A policeman stopped Barnes as he approached the tape barrier. "Sorry, sir. You can't go through here."
"I'm the ship's doctor," Barnes said. He hefted his first-aid kit, as if it provided proof of his identity. "Has someone been hurt?"
"He won't be needing that" the officer told Barnes, nodding at the kit.
"Who's that, Constable?" another man asked. He was tall and lean, and unlike most of those at the site, he wore civilian clothing.
"Ship's surgeon, sir.
"I'm Dr. Barnes," he added. "Can I be of help?"
"I don't know," the civilian said. He reached inside his sports coat, pulled out an ID case, and flipped it open. "Mitchell," he said. He flipped the ID card away quickly, but not before Barnes saw that the man was MI5. "Did you know a man named…" He stopped and consulted a small notebook in his other hand. "Chester Darrow?"
"Darrow? Yes. He's the ship's fourth officer."
"You know him well?"
"No, can't say that I did. He only came on board… let's see… would've been maybe last month. Quiet guy. Kept to himself. Seemed to know his stuff."
"And what was his 'stuff'?" Mitchell asked.
"He supervised the hotel staff on board. Cargo and provisions. Worked with the Security Department and the Purser's Office screening cargo. That sort of thing."
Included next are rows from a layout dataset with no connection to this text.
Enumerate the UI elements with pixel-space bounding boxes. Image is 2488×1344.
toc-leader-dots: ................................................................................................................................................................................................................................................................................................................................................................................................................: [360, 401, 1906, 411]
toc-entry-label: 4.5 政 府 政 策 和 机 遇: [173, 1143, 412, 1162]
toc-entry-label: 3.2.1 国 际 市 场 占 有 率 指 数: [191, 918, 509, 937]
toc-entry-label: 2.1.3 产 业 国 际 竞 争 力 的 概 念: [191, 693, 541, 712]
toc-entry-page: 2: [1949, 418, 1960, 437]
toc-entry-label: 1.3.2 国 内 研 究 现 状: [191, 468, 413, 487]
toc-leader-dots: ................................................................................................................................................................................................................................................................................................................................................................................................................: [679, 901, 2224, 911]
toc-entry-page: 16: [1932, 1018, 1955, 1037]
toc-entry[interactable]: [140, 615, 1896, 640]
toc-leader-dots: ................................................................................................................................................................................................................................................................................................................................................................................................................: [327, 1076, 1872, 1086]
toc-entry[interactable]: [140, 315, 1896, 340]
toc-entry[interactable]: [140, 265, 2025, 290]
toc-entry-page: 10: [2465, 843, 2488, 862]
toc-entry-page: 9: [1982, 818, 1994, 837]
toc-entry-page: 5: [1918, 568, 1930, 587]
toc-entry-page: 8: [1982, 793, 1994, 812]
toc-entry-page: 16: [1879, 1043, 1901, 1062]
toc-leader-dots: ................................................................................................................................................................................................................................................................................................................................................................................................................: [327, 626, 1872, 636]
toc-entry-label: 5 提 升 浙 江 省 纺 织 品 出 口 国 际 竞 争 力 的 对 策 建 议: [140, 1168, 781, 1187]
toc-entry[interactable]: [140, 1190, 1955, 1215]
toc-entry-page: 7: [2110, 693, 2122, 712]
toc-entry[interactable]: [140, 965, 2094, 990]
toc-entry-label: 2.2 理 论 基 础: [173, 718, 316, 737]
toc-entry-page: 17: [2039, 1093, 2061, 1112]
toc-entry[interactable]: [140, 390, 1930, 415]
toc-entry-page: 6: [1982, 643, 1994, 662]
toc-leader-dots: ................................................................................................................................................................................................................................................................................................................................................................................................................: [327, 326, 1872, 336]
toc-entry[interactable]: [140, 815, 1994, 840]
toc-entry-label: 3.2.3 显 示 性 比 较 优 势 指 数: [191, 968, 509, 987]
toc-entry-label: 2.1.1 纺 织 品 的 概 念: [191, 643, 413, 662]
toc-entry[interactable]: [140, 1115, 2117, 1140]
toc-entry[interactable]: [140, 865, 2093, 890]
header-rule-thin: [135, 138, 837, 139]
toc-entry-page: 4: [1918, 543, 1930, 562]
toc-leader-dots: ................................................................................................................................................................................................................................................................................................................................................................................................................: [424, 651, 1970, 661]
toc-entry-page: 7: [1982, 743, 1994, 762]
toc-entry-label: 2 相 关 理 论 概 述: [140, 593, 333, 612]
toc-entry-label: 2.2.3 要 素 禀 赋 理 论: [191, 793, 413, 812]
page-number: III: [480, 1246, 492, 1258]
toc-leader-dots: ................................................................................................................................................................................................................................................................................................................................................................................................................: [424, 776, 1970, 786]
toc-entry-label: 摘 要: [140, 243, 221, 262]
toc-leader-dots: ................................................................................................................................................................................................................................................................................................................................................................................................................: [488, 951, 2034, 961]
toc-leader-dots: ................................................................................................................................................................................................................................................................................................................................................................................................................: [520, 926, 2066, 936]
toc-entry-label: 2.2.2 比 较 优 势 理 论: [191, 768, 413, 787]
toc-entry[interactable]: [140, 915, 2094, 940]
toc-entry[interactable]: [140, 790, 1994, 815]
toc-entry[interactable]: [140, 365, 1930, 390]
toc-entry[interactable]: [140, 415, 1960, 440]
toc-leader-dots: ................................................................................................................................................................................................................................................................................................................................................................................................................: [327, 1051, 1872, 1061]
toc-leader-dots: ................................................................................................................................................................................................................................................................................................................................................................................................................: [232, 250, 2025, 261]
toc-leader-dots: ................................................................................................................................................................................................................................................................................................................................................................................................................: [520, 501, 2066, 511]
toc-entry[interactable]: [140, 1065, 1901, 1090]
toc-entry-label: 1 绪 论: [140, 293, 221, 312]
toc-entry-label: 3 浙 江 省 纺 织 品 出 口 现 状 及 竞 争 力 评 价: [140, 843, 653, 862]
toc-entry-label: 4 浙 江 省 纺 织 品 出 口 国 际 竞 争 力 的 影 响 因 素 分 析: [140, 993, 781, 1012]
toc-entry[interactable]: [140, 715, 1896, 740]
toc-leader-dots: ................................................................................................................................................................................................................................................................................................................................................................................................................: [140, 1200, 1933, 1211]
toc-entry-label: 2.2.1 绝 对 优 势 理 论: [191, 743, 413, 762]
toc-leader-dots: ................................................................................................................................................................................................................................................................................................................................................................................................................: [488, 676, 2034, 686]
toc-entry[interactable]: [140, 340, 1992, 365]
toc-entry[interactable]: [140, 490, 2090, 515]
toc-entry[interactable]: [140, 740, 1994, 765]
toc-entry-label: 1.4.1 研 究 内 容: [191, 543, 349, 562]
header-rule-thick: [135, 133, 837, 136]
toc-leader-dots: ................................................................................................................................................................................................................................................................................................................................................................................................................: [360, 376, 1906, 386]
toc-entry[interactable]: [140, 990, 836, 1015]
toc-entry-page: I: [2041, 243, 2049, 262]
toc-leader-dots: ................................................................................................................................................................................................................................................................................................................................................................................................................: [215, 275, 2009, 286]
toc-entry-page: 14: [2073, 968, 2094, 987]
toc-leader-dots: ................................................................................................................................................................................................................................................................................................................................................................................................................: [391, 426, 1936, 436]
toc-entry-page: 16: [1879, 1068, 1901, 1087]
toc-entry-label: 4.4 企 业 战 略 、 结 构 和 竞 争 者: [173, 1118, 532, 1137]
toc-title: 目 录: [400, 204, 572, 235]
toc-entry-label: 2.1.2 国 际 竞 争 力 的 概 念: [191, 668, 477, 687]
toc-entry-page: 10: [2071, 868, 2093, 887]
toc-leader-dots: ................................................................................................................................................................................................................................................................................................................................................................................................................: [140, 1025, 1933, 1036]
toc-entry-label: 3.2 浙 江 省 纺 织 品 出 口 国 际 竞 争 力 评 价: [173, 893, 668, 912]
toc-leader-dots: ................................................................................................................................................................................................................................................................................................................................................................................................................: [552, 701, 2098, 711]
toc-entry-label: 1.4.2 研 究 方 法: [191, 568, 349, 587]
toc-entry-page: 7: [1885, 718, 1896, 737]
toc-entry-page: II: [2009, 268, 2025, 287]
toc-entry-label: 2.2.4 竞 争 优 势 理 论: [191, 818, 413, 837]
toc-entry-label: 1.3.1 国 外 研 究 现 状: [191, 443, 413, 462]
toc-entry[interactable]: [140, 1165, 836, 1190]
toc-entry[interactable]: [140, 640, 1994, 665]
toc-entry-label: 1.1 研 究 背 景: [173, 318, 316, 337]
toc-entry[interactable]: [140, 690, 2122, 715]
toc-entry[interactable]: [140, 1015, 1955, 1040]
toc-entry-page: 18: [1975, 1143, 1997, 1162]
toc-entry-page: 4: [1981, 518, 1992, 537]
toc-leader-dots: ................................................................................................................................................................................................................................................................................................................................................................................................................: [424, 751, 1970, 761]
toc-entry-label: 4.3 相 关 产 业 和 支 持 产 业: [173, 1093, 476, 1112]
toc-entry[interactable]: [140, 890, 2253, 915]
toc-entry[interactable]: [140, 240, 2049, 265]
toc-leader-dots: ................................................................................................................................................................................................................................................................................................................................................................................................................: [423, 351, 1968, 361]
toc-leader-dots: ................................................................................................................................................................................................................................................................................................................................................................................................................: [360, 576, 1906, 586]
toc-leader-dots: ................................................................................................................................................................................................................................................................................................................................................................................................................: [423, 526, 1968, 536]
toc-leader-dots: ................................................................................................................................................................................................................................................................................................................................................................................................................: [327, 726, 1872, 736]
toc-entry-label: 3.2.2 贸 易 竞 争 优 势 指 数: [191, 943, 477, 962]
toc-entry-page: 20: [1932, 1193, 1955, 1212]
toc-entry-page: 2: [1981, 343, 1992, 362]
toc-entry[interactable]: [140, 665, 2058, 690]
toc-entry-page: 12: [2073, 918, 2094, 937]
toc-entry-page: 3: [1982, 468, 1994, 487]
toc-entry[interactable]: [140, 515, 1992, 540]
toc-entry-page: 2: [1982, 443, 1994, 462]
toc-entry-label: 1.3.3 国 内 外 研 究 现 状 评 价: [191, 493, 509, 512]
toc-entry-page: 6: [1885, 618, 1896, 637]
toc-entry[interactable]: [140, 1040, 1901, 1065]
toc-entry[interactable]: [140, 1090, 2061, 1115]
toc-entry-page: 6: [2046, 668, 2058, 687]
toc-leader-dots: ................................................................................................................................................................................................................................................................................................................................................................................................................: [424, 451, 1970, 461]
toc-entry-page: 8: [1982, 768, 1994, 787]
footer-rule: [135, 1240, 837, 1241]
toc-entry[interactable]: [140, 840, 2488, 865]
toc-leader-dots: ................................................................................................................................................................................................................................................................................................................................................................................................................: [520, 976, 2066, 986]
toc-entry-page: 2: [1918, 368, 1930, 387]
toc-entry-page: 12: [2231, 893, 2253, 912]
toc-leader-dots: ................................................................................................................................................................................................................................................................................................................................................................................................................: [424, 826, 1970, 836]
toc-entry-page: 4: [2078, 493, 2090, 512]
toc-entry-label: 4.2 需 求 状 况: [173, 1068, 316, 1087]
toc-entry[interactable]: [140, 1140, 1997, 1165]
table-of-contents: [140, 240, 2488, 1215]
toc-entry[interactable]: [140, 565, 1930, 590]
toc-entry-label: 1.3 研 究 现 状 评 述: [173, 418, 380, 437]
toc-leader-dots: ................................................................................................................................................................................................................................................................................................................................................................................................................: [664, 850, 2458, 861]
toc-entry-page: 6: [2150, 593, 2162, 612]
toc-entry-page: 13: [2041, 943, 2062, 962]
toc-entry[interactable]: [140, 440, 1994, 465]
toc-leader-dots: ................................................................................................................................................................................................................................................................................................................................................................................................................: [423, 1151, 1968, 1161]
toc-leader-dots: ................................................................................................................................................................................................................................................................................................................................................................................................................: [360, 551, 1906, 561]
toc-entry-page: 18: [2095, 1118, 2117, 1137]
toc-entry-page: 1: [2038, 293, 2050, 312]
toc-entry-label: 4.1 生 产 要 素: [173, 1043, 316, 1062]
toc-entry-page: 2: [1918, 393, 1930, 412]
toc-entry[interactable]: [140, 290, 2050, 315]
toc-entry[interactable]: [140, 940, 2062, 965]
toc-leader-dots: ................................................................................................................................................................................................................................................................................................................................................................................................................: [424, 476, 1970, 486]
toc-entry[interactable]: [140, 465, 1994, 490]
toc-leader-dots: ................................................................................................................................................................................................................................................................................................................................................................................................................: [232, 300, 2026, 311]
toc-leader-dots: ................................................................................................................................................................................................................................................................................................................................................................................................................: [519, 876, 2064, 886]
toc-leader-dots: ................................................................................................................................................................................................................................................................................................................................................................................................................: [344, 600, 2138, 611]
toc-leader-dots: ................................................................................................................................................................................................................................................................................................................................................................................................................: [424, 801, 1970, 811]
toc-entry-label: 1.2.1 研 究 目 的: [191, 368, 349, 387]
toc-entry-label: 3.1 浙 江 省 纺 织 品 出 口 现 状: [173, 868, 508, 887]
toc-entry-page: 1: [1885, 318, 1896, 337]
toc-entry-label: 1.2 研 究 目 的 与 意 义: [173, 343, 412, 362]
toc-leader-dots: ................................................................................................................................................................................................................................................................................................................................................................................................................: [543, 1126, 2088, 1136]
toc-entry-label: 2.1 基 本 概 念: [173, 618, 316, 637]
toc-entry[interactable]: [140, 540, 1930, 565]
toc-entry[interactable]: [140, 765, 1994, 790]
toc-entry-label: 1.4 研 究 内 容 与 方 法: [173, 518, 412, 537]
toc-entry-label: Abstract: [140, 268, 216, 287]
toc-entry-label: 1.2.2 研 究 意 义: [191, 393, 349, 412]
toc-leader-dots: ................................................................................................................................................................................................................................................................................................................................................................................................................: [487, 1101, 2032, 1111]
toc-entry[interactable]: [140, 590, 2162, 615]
"You said you're the ship's doctor?"
"Senior doctor, yes. There are three of us, and a medical staff."
"Tell me something, Doctor. Is there a drug problem on board this ship?"
"Drugs? No, sir! Every person in the crew is screened regularly! It's part of the employment contract!"
"Okay. Thank you very much." Mitchell made a final entry in his notebook. "We'll get back to you if we have any more questions."
A couple of attendants brought an olive-drab body bag out from behind the Dumpster and slid it onto a gurney. From there it was a short trundle across the concrete pier to the back of the waiting ambulance.
Chester Darrow dead? And the MI5 officer's questions seemed to suggest a drug connection. That was not good. The Royal Sky Line board of directors was going to have a collective cow over this bit of news. A very mad cow.
Dr. Barnes wondered if they were going to cancel this cruise.